WHY ARE CITIES, TOWNS, AND NEIGHBORHOODS ACROSS MONONGALIA COUNTY BEING GUTTED OF THEIR SCHOOLS?
In 1998, Monongalia County had 19 elementary schools. Since then, enrollment has climbed while the number of schools has been cut to 15 by 2005, to 11 by 2010, to be 10 by 2012. And the changing situation is more extreme than even those figures show, because the two most recent elementary schools, built in 2006, were consolidations both built outside of any community or population center. One was built near an industrial park (that closed the school at least once due to fire and smoke) and the other was built on a strip mine become coal ash dump become treeless “park”. (The EPA this past year has considered classifying coal ash as hazardous waste.) Meanwhile, the 2012 consolidated elementary school (the “green” school) is slated to be built in another exceptionally unfit, strangely remote, community isolated, polluted and congested location.
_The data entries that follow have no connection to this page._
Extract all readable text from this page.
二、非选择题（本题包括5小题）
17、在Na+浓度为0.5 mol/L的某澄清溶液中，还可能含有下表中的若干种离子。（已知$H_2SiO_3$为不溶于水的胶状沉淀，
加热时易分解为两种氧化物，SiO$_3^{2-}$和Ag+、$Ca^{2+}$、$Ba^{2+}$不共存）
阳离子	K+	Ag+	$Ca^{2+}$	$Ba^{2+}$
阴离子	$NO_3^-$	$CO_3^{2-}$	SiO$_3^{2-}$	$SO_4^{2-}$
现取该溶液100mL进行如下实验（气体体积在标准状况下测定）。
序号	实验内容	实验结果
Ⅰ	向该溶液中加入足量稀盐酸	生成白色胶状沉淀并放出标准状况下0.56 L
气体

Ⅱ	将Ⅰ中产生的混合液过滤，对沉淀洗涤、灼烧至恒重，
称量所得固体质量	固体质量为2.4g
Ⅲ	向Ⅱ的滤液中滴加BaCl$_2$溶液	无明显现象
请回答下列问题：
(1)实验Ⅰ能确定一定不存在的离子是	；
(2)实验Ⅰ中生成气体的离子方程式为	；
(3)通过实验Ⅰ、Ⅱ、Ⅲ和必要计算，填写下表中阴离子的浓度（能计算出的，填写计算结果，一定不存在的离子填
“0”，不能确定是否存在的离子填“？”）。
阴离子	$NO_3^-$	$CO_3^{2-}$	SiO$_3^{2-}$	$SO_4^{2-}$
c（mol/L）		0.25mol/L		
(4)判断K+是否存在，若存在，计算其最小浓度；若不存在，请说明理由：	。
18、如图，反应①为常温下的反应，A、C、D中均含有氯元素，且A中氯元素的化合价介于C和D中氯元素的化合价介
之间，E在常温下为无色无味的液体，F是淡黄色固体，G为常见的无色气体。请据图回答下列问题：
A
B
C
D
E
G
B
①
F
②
Additionally the new high school, which opened this past year, has a campus currently under investigation by the Department of Environmental Resources for multiple hazards, and is also remote from community. These are all large, isolated, and exceptionally poorly sited schools that make for an extreme dis-integrating of schools from community and from the general public. A terrible trend for many reasons, it should be stopped (in the case of the “green” school intended for the notorious intersection of WV 705 & US 119) and otherwise reversed.
Some similarities between Monongalia County and Washington DC? Excerpt below from:
“What’s Missing in the Talk About Education Reform” by Sam Smith
Unanswered in all the noise about “education reform” is why, over the past decade, America’s establishment has become so obsessed with controlling public education, a complete reversal of two centuries of American faith in locally controlled schools.
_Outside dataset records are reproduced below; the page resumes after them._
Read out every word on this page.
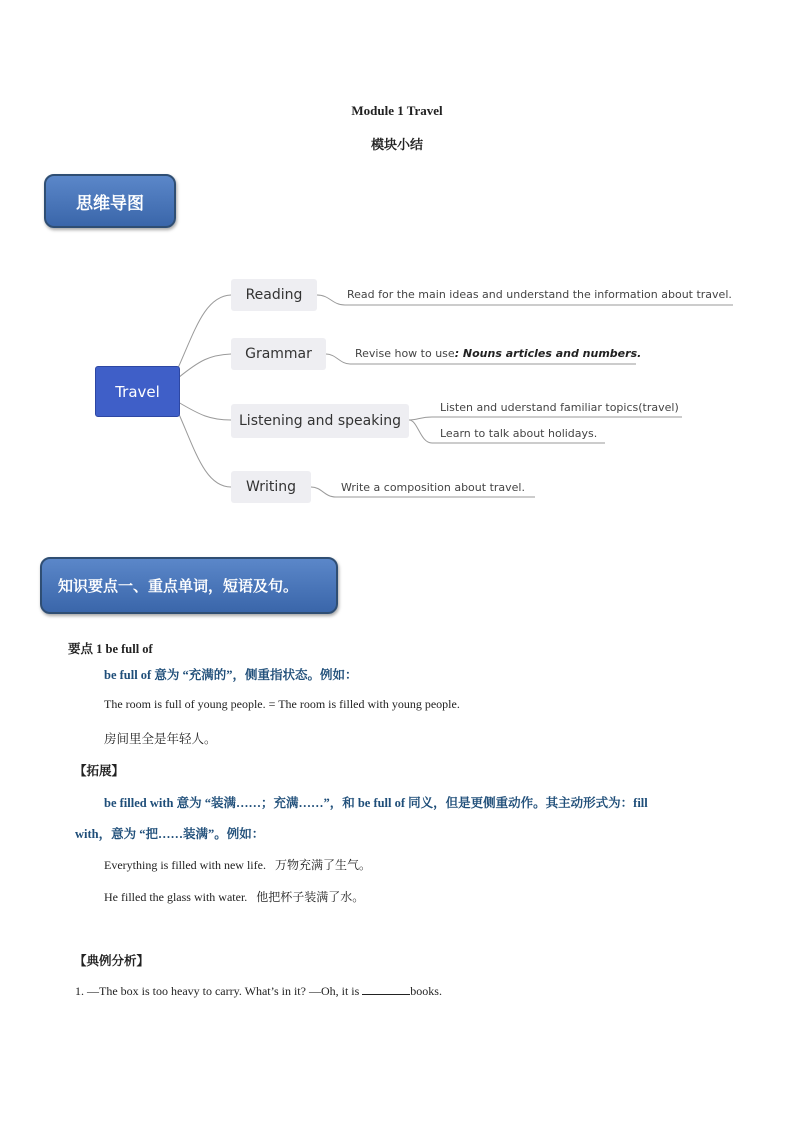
Module 1 Travel
模块小结
思维导图
Travel
Reading
Grammar
Listening and speaking
Writing
Read for the main ideas and understand the information about travel.
Revise how to use: Nouns articles and numbers.
Listen and uderstand familiar topics(travel)
Learn to talk about holidays.
Write a composition about travel.
知识要点一、重点单词，短语及句。
要点 1 be full of
be full of 意为 “充满的”，侧重指状态。例如：
The room is full of young people. = The room is filled with young people.
房间里全是年轻人。
【拓展】
be filled with 意为 “装满……；充满……”，和 be full of 同义，但是更侧重动作。其主动形式为：fill
with，意为 “把……装满”。例如：
Everything is filled with new life. 万物充满了生气。
He filled the glass with water. 他把杯子装满了水。
【典例分析】
1. —The box is too heavy to carry. What’s in it? —Oh, it is	books.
There are answers that the op-eds will give you, such as the need to compete in the global marketplace, but this is pretty weak stuff and not the raw material for major presidential policy under two administrations.
There are answers that can be found in the general shift in government towards data as a worthy substitute, or delaying tactic, for action. As long as you’re assessing something you don’t actually have to do anything about it…
There is… [a] more disreputable matter lurking in the background that has not been exposed, debated or confronted – namely growing evidence that the assault on public education is part of an urban socio-economic cleansing that has long been underway as the upper classes attempt retrieve the cities they surrendered to the poor many decades ago.
For several decades, I followed this phenomenon as a journalist in my hometown of Washington, DC. It was a topic seldom mentioned in the corporate media and not polite to mention at all in the better parts of town….
There were other signs: the destruction of public housing units, the removal of a homeless shelter from the center city…
In other words, it was absolutely clear and absolutely unmentionable that the upper classes – both white and black, incidentally – wanted the city back again and were using a plethora of tactics to achieve this goal, especially after our energy consciousness increased and it became apparent that the suburbs were no longer the favored haven, but the ghettos of the future.
Furthermore, it was clear that satisfying this goal was behind most of the major new city programs, ranging from the subway to the baseball stadium – only please always call it economic development rather than getting rid of the poor.
Public education “reform” fit the plan in some ways. For example, although it was widely claimed that charter schools did not discriminate in their selection of students it was obvious that parents – a central factor in any child’s ability to learn – differed drastically between those with enough ambition to apply for a charter school seat and those either indifferent or with too much else on their mind. The charter schools were in this way a subtle part of socio-economic cleansing as they helped to reduce the old public facilities to what were once called “pauper schools.”
Then there was the carefully crafted schemes for closing “failing” public schools. But there is far more to schools than aggregate test scores. They help define a community, anchor its loose pieces to common ground, and provide a place for children to meet and play in a decent and clean environment…
After all, the poor don’t balance your budget. Cutting their services and shoving them out into new suburban ghettos can. And they certainly don’t attract tax-paying residents and businesses. So you talk the talk of education reform but walk the walk of socio-economic cleansing.